Corte de Internet: una medida drástica y costosa

 

En Egipto y luego en Libia se tomaron medidas extremas para intentar, en vano, acabar con los movimientos opositores al poder establecido. Egipto suspendió casi por completo el acceso a Internet la noche del 27 de enero de 2011, durante cinco días, lo que le ocasionó pérdidas económicas de al menos 90 millones de dólares, según la Organización para la Cooperación y el Desarrollo Económicos (OCDE). Lo que demuestra hasta qué punto el uso de Internet está integrado a la economía global y es esencial para la vida económica de un país.

 

En cuanto a Libia, las autoridades primero cortaron el acceso, el 19 de febrero de 2011; los días que siguieron se registraron fuertes perturbaciones. El acceso fue de nuevo bloqueado a partir del 3 de marzo. No es la primera vez que el acceso a Internet es suspendido por completo en un país. Fue el caso de Nepal en 2005 y de Birmania en 2007. Pero tales medidas suscitan fuertes reacciones internacionales y exacerban más el rencor de los manifestantes, así como su inventiva a fin de encontrar los medios para hacer circular la información pese a todo. Los internautas regresaron a la “prehistoria” de Internet (uso del módem, del fax) o pasaron a la nueva generación tecnológica (un sistema de tweets por teléfono creado por Google y Twitter).

 

Birmania sacó sus conclusiones tras la suspensión de Internet efectuada en 2007 y realizó grandes modificaciones en su plataforma nacional, asegurándose de que los proveedores de acceso comuniquen de forma diferenciada a la población, el gobierno y los militares. Así, cuando ocurra la próxima crisis, la asamblea estará en condiciones de cortar el acceso a Internet a sus ciudadanos sin verse afectada directamente.

 

Las carencias de infraestructura en ocasiones son conservadas por algunos regímenes para mantener a la población alejada de la Red.

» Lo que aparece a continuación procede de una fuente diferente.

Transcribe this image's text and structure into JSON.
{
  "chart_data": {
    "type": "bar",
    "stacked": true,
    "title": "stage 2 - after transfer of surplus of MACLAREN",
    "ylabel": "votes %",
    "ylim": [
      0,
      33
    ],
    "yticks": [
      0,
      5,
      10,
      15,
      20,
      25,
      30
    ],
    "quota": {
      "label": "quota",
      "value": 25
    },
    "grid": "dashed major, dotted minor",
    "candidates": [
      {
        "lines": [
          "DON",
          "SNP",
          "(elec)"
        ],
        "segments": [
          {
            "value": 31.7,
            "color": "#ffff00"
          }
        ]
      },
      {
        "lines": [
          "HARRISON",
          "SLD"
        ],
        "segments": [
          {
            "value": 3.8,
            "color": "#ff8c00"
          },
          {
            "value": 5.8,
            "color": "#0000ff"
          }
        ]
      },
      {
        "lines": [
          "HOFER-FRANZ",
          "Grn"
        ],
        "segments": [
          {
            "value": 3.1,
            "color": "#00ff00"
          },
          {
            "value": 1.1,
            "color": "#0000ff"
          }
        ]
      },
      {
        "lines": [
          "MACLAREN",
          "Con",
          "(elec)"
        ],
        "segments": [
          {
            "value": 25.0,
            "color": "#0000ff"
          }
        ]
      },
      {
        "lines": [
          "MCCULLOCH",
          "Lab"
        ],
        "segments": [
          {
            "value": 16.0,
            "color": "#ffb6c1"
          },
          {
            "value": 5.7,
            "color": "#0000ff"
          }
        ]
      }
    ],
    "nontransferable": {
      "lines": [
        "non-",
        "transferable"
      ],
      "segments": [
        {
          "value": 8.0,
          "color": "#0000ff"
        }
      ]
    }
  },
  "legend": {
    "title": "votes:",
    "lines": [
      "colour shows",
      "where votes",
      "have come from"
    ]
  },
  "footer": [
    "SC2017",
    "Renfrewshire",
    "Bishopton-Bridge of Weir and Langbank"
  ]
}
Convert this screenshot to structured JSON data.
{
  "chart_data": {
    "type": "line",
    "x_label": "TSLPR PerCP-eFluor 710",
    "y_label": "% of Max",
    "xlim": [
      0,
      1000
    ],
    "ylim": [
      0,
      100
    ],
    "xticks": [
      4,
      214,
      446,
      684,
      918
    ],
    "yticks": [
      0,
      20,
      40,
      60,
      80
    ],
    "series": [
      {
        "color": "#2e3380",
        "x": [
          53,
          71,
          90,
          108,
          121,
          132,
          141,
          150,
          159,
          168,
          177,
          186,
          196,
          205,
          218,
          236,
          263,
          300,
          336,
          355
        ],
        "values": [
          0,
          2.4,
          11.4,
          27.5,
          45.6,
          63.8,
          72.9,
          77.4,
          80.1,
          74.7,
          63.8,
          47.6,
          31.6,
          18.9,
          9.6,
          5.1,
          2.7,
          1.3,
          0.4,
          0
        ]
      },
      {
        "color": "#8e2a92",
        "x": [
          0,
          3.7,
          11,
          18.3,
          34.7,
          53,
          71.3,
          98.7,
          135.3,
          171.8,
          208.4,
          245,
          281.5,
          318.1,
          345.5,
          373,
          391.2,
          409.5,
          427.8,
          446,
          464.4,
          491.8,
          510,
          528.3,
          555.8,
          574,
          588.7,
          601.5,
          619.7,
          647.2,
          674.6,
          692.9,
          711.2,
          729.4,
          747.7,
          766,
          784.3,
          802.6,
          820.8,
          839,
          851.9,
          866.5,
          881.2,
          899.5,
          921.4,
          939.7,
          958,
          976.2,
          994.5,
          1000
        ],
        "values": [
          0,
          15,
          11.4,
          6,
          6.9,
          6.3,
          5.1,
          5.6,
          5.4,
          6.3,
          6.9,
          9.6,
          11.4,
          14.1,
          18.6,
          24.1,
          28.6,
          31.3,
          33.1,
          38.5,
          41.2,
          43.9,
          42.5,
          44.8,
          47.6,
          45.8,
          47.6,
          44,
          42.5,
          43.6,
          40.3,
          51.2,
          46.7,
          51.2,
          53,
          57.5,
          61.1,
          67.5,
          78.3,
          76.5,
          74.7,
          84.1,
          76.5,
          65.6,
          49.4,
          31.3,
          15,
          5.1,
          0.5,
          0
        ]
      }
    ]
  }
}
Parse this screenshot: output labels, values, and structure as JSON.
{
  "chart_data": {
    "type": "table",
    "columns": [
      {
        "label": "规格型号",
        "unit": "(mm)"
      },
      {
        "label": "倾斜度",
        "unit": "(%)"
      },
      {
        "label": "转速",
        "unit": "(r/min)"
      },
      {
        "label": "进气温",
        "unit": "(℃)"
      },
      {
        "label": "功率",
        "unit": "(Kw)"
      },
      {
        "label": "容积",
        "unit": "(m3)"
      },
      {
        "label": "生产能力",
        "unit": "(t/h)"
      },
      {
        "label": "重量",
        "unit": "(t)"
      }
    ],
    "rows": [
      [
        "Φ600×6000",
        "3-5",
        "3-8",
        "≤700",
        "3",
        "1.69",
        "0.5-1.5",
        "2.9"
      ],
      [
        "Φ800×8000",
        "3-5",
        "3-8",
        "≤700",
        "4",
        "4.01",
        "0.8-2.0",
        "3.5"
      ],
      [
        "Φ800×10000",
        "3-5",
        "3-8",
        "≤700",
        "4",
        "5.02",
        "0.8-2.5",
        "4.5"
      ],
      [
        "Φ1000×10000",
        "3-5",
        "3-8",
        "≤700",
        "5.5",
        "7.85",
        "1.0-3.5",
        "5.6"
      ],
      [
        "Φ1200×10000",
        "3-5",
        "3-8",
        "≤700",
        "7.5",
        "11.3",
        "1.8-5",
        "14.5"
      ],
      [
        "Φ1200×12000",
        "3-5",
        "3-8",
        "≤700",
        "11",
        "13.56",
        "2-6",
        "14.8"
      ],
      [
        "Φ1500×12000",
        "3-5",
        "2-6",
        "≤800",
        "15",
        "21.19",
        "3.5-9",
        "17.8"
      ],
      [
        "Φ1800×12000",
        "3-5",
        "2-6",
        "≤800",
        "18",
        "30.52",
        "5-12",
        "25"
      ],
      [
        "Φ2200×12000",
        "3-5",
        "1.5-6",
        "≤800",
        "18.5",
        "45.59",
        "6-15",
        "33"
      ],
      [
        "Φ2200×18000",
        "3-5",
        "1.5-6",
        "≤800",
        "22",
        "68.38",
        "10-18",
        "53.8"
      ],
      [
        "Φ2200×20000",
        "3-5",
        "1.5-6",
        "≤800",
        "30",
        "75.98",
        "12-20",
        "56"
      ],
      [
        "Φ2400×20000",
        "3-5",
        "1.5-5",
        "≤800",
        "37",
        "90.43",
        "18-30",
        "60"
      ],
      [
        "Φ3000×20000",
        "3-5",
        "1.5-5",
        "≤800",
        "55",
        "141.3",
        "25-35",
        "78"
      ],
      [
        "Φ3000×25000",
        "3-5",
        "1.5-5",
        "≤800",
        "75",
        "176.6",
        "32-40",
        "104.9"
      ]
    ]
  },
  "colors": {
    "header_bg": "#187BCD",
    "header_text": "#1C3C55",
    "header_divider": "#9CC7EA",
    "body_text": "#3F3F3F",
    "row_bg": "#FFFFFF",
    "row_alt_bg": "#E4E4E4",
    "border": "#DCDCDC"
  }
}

Se prevé que en 2011 empiece a funcionar el cable submarino que conecta a Cuba con Venezuela, multiplicando las posibilidades de conexión a la banda ancha, lo que privará al régimen cubano de una de las excusas argumentadas con frecuencia, los problemas de acceso.

 

Corea del Norte se lanzó en 2010 sobre las redes sociales y hasta habría efectuado sus primeras conexiones al World Wide Web. No obstante, éstas seguirían siendo muy limitadas y manipuladas por el régimen con fines de propaganda.